En esa ciudad nos tocaron muchos temblores… Hace dos o tres años hubo uno que, del miedo, nos mantuvo todo el día fuera hasta que oscureció… Como otros, ese temblor nunca terminó de pasar en nuestras cabezas. El de ahora era cuestión de tiempo…
Día y noche, siempre atentos al tétrico alarido de la sísmica alerta, nuestras vidas transcurrían bajo el aliento de edificios viejos y cansados que se apoyaban unos en otros para no quedarse dormidos… ¿Por qué no los tiran? ¿Por qué no los auditan? ¿Por qué los reviven si ya están casi muertos? Me preguntaba al menos dos o tres veces por semana. ¿Soy un paranoico? Tanto especialista, tanto perito, tanto miembro distinguido del colegio de arquitectos o del de ingenieros y nadie capaz de decir nada… ¿Dónde estamos los de la población civil solidaria? ¿Dónde los medios masivos tradicionales y dónde los nuevos medios de comunicación para denunciar la amenaza?
El temblor y su desgracia: alegoría real y trágica de la historia de nuestro país… Tal vez una premonición de su destino… Apocalipsis urbano de las lecciones no aprendidas; de la solidaridad que en nosotros es sólo una reacción ante la catástrofe; del oportunismo, la delincuencia y el rédito en medio del caos; un recordatorio más de que cualquier estructura dañada, social o de concreto, terminará por colapsarse. Treinta y dos años después pareciera que todo sigue pendiendo de un hilo entre teatros con verdades y mentiras de semejanza abrumadora en tiempos dispares.
¿Un colegio privado que se desploma borrando un pedazo de nuestro futuro? ¿Un edificio reducido a escombros que no tenía los permisos de construcción necesarios y que ni las autoridades educativas ni ninguna otra pudieron clausurar? ¿Una niña que nunca existió, llamada como aquella pintora de las tragedias, los dolores y los tulipanes, y a cuyo rescate las televisoras dedicaron un día de difusión en directo? ¿Otra premonición alegórica del futuro de nuestro sistema educativo nacional y de sus instituciones? ¿Dónde está la mentira en este país? ¿En nosotros? ¿En las autoridades políticas o militares? ¿En los medios? ¿En la cultura del espectáculo? ¿Dónde?
¿Qué pasó en los otros estados con el temblor anterior? ¿Por qué la televisión y los noticieros no tuvieron el mismo interés en comercializar sus estragos? ¿La verdadera solidaridad está en los centros de acopio? ¿Lo mejor de nosotros es eso: salir a ayudar después de una tragedia imputable solamente de forma parcial a la naturaleza? ¿Sólo así nos es visible la pobreza; entre las ruinas y el escombro? ¿Y los ancianos, los campesinos, los hombres, las mujeres y los niños que son pobres y que llevan toda la vida siendo pobres? ¿Y los que no son de la capital?
Hubiese sido mejor evitar el derrumbe de esos edificios y casas a sabiendas de que sucedería inexorablemente; faltan más por caerse.

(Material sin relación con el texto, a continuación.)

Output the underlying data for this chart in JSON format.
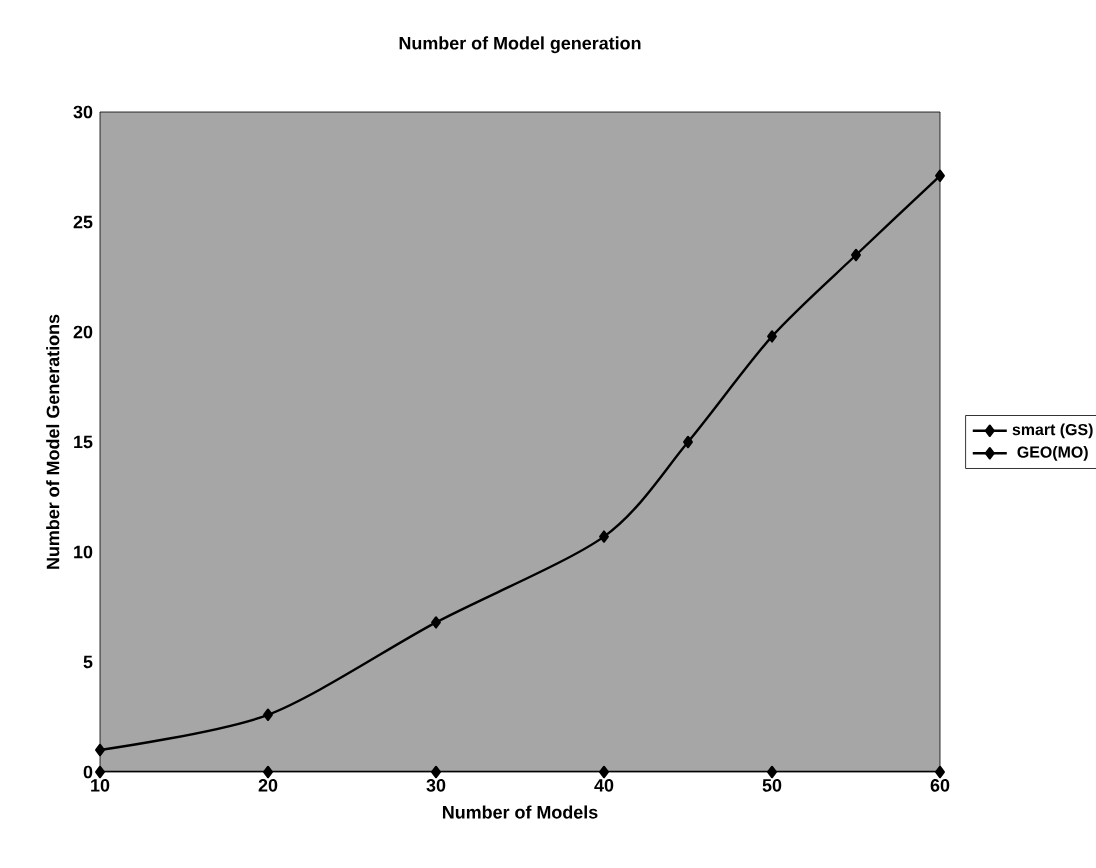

Hubiese sido también mejor no haber dejado caer en la miseria a nuestros compatriotas del sur; rescatarlos de esa cortina de indiferencia histórica y de sus propios gobernantes; hubiese sido mejor no haberles permitido vivir como vivían y no haberles robado la ilusión de hacerlo. A veces, la solidaridad de miles es la expiación de pocos.
Nos gusta olvidar que los políticos, los funcionarios públicos, los directores de escuela, los reporteros, los dueños de las televisoras y periódicos, los campesinos pobres y ricos, los ciudadanos de a pie y los de coche, somos parte del mismo sistema al que alimentamos; que si no hay suficientes funcionarios, directores de escuela, profesores o políticos honestos o comprometidos con el futuro de este país es porque en la población no son fuertes estas motivaciones; que las ideas de patria, colectividad y bienestar están clausuradas en un sistema internacional neoliberal en el que creemos ser actores principales y en donde la importancia del éxito individual apenas palidece ante la tragedia colectiva.
En una pretendida reivindicación de la justicia social de altos vuelos y de manera por demás coyuntural, en estos días, agrupaciones políticas, personajes políticos, apolíticos, contrapolíticos, población politizada y no politizada debaten sobre una reasignación presupuestaria de los dineros destinados a los propios partidos, buscando ayudar a quienes son víctimas de los sismos que recientemente asolaron a este lugar de cincuenta millones de pobres, miles de desaparecidos forzados y desplazados por la violencia, con agudas crisis de empleo, educación y seguridad pública. A la sombra de la corrupción, presuntamente muy-nuestra-difícilmente-cambiable, y de su primogénita, la apatía, “lo mejor de nosotros mismos” surge anecdóticamente ante la desgracia de un país resquebrajado.